The song flowed out of the little instrument with clarity and feeling. Angel took her hand and they sat in the dim light until the final notes became memory. “That was beautiful, Papa.”
“Play something for us, Carmella.”
Rett was fairly certain the piano piece was from an opera, but she was going to have to bone up if she wanted to understand why everyone smiled as Carmella played.
Mrs. Martinetta turned on a light or two and everyone became livelier after consuming the tiramisu. The coffee was as rich and satisfying as Mrs. Bernstein’s Viennese roast. It made Rett feel like she’d been reborn into a perfect world. The afternoon’s trauma seemed utterly irrelevant to the future.
“I don’t want to impose,” Mrs. Martinetta said, “but I would be honored if you would sing for us, Rett.”
“It would be my pleasure. I would gladly sing for my supper anytime.”
She knew her way around a piano just enough to accompany herself to “So in Love.” At the song’s bridge her poor playing was bolstered by Mr. Martinetta’s more expert performance on the concertina. By the time she got to “in love with my joy delirious,” her hands were in her lap and Mr. Martinetta followed her mood to a closing that was almost a bossa nova. T.J. and his wife were swaying together at the far end of the room and Angel gave her a look that made Rett’s stomach flipflop. Angel’s look said she had melted bones.
“That was lovely, thank you,” she said to Mr. Martinetta. “I should have paid more attention to instruments.”
“Your voice is your instrument,” he said. He began to play “And the Band Played On,” and Rett was joined by the rest of the family.
She went back to her seat by Angel after that.
Angel whispered, “I’ve just made a decision and I want to tell everybody. I was going to think it over for a few days and … and … and talk to you, but I want to tell them now. I know it doesn’t make sense. I’m sorry I didn’t tell you first don’t be upset. We can work it out, I know we can. Oh, I should have told you. Say we’ll work it out later.”
Rett was puzzled, but Angel was looking at her with such a plea for understanding. “We’ll work it out later.”
“I want to tell everybody something,” Angel said immediately.
Mrs. Martinetta looked hopefully at Rett. “You have some news?”
“Yes, Mama. I just made up my mind and I think you’ll be happiest of all. As you know I’ve been up to the Mayo Clinic twice to do the usual talk-talk that scientists do.”
Of course, Rett thought. Her brain went click. The Mayo Clinic had put Rochester, Minnesota, on the map. She should have connected that dot earlier.
“This afternoon they offered me the lead of a two-year research project into ovarian cancer, population clusters and nutrition, herbal supplements, et cetera. I’ve decided to take it. So I won’t be going back to UCLA after all except to pack up.”

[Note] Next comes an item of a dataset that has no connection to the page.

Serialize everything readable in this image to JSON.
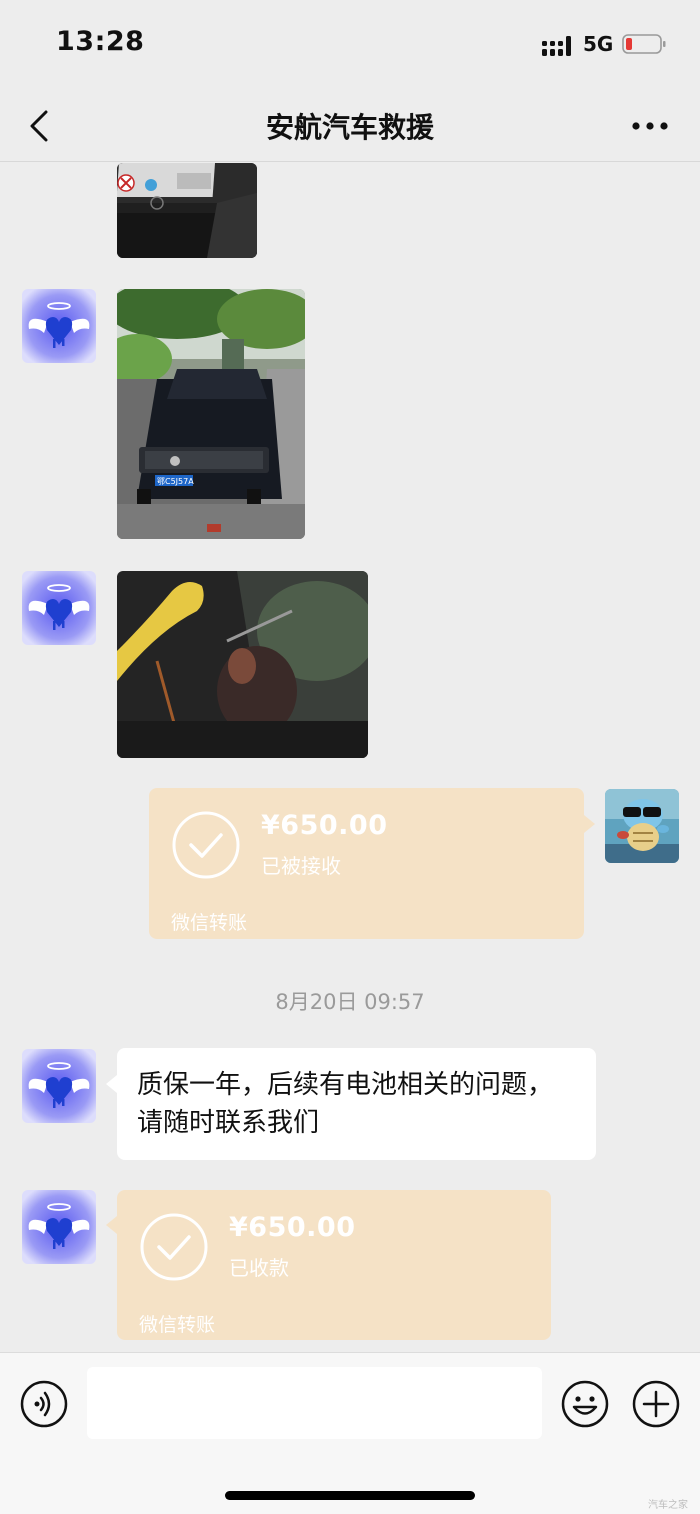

She turned to look at Rett, who was numbly aware that the eyes of the family were on her. So much for her idea that they would be together, share a home. The evening had been too perfect. She’d forgotten to look for the other shoe and she felt as if she’d been thumped on the head. She didn’t know what her expression was, but she managed to say, “You’d be a fool not to.”
“Oh, Angel,” Tia said. “That’s wonderful, wonderful news. To be so near home …” Her voice trailed away and Rett realized they were all thinking of their father’s health. Of course she would want to be here. She’d been listening to her father play and realizing the times she would hear it were definitely limited.

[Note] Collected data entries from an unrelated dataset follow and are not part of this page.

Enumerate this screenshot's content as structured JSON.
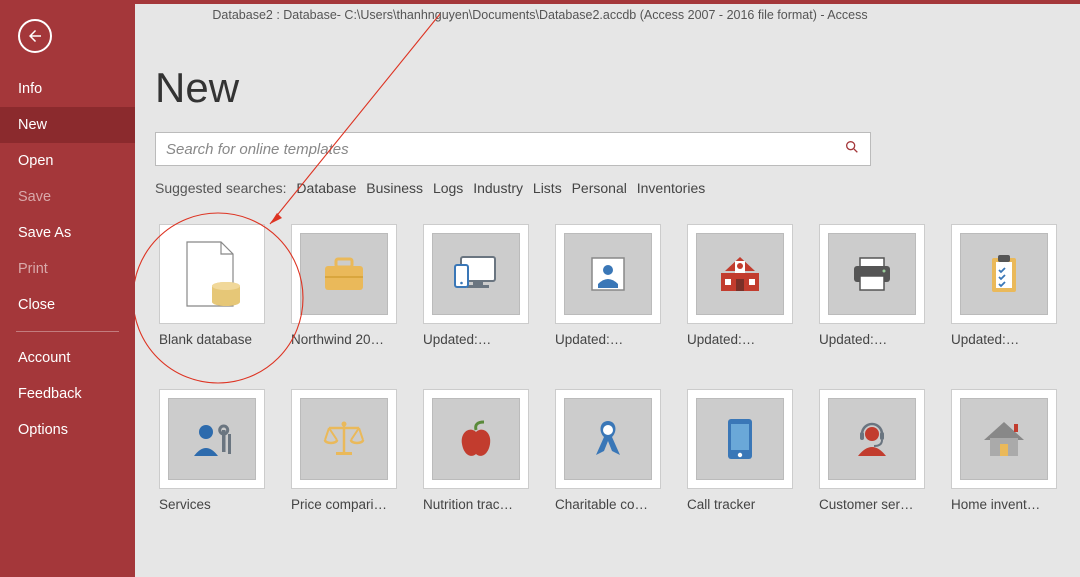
{
  "titlebar": "Database2 : Database- C:\\Users\\thanhnguyen\\Documents\\Database2.accdb (Access 2007 - 2016 file format)   -   Access",
  "sidebar": {
    "items": [
      {
        "label": "Info",
        "disabled": false
      },
      {
        "label": "New",
        "disabled": false,
        "active": true
      },
      {
        "label": "Open",
        "disabled": false
      },
      {
        "label": "Save",
        "disabled": true
      },
      {
        "label": "Save As",
        "disabled": false
      },
      {
        "label": "Print",
        "disabled": true
      },
      {
        "label": "Close",
        "disabled": false
      }
    ],
    "items2": [
      {
        "label": "Account"
      },
      {
        "label": "Feedback"
      },
      {
        "label": "Options"
      }
    ]
  },
  "page": {
    "title": "New",
    "search_placeholder": "Search for online templates",
    "suggest_label": "Suggested searches:",
    "suggestions": [
      "Database",
      "Business",
      "Logs",
      "Industry",
      "Lists",
      "Personal",
      "Inventories"
    ]
  },
  "templates": [
    {
      "label": "Blank database",
      "icon": "blank-db"
    },
    {
      "label": "Northwind 20…",
      "icon": "briefcase"
    },
    {
      "label": "Updated:…",
      "icon": "devices"
    },
    {
      "label": "Updated:…",
      "icon": "contact"
    },
    {
      "label": "Updated:…",
      "icon": "school"
    },
    {
      "label": "Updated:…",
      "icon": "printer"
    },
    {
      "label": "Updated:…",
      "icon": "clipboard"
    },
    {
      "label": "Services",
      "icon": "user-wrench"
    },
    {
      "label": "Price compari…",
      "icon": "scales"
    },
    {
      "label": "Nutrition trac…",
      "icon": "apple"
    },
    {
      "label": "Charitable co…",
      "icon": "ribbon"
    },
    {
      "label": "Call tracker",
      "icon": "phone"
    },
    {
      "label": "Customer ser…",
      "icon": "headset"
    },
    {
      "label": "Home invent…",
      "icon": "house"
    }
  ]
}
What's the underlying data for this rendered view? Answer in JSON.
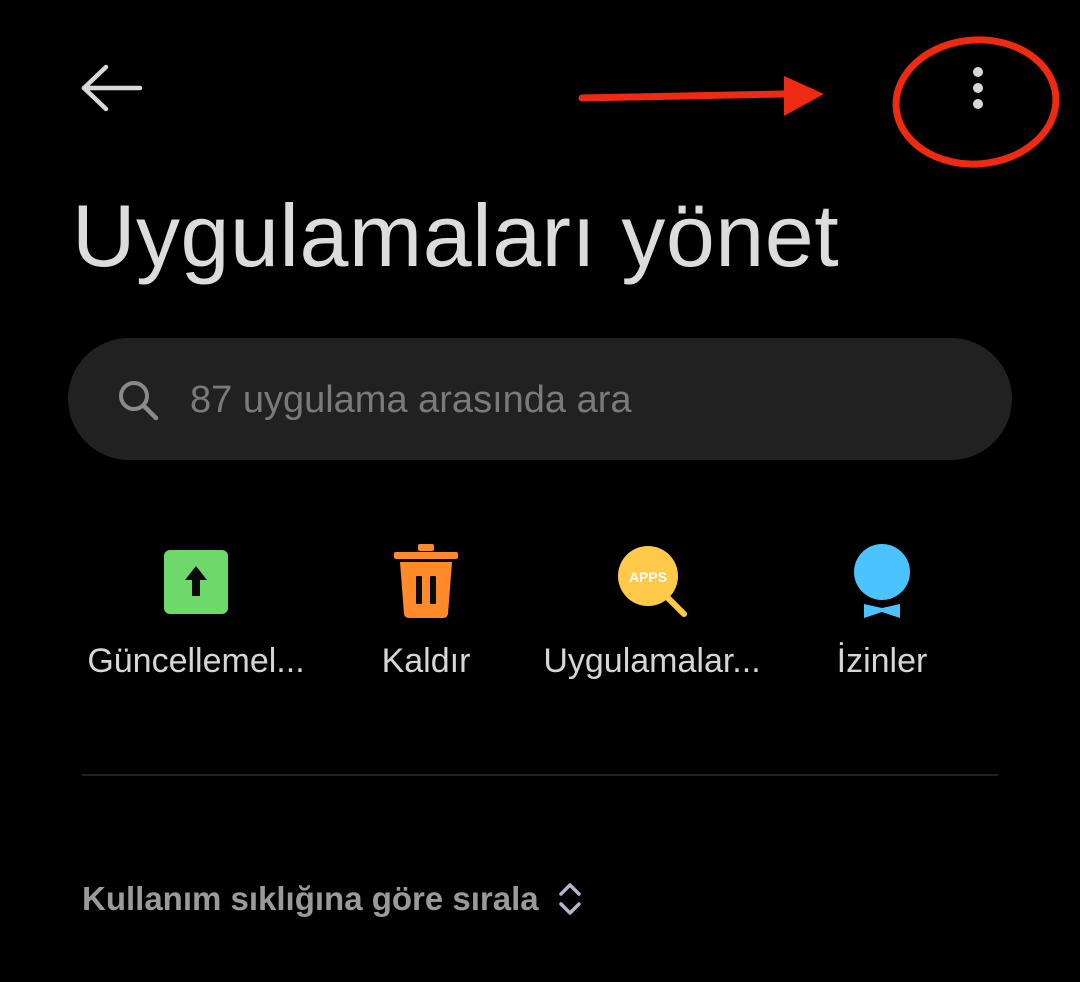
{
  "header": {
    "back_icon": "arrow-left-icon",
    "more_icon": "more-vertical-icon"
  },
  "title": "Uygulamaları yönet",
  "search": {
    "icon": "search-icon",
    "value": "",
    "placeholder": "87 uygulama arasında ara"
  },
  "quick_actions": [
    {
      "label": "Güncellemel...",
      "icon": "update-icon",
      "color": "#6fd86a"
    },
    {
      "label": "Kaldır",
      "icon": "trash-icon",
      "color": "#ff8a2a"
    },
    {
      "label": "Uygulamalar...",
      "icon": "apps-search-icon",
      "color": "#ffc94a",
      "icon_text": "APPS"
    },
    {
      "label": "İzinler",
      "icon": "permissions-icon",
      "color": "#4cc3ff"
    }
  ],
  "sort": {
    "label": "Kullanım sıklığına göre sırala",
    "icon": "sort-toggle-icon"
  },
  "colors": {
    "background": "#000000",
    "search_bg": "#212121",
    "annotation": "#ee2a12"
  }
}
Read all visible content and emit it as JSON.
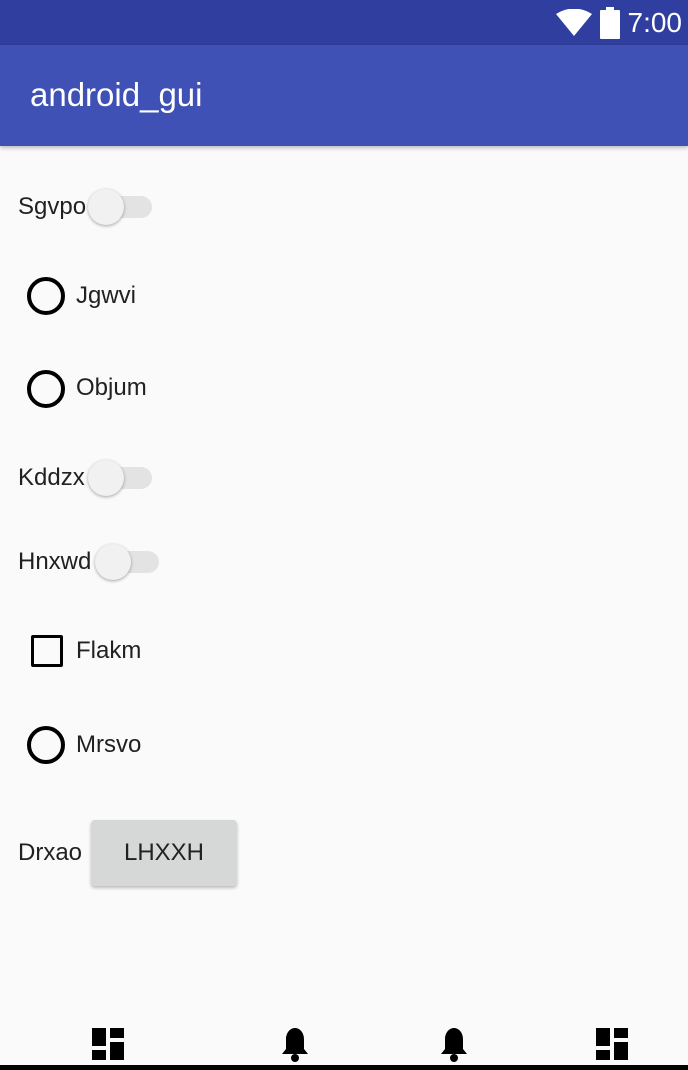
{
  "status_bar": {
    "time": "7:00",
    "icons": [
      "wifi-icon",
      "battery-icon"
    ]
  },
  "app_bar": {
    "title": "android_gui",
    "color": "#3f51b5",
    "status_color": "#303f9f"
  },
  "rows": [
    {
      "type": "switch",
      "label": "Sgvpo",
      "checked": false
    },
    {
      "type": "radio",
      "label": "Jgwvi",
      "checked": false
    },
    {
      "type": "radio",
      "label": "Objum",
      "checked": false
    },
    {
      "type": "switch",
      "label": "Kddzx",
      "checked": false
    },
    {
      "type": "switch",
      "label": "Hnxwd",
      "checked": false
    },
    {
      "type": "checkbox",
      "label": "Flakm",
      "checked": false
    },
    {
      "type": "radio",
      "label": "Mrsvo",
      "checked": false
    },
    {
      "type": "button",
      "label": "Drxao",
      "button_text": "LHXXH"
    }
  ],
  "bottom_nav": {
    "icons": [
      "dashboard-icon",
      "bell-icon",
      "bell-icon",
      "dashboard-icon"
    ]
  }
}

I can’t hold her back from being with her family, Rett thought. If we have any chance at all it can’t have a price tag that high. What were they going to do? Two years was a long time, her body said. Her heart said it was nothing. Her mind was in turmoil.
They were in Angel’s rental car heading toward Rett’s motel when Angel broke the heavy silence. “I’m sorry.”
“I understand.” She did understand. It didn’t make her hurt any less, but she understood.
“I was going to tell you when I picked you up, but when I saw you all I wanted was to go back to L.A. with you and be together. I want to spend every night with you.”
“You have to take it. You need to be here.”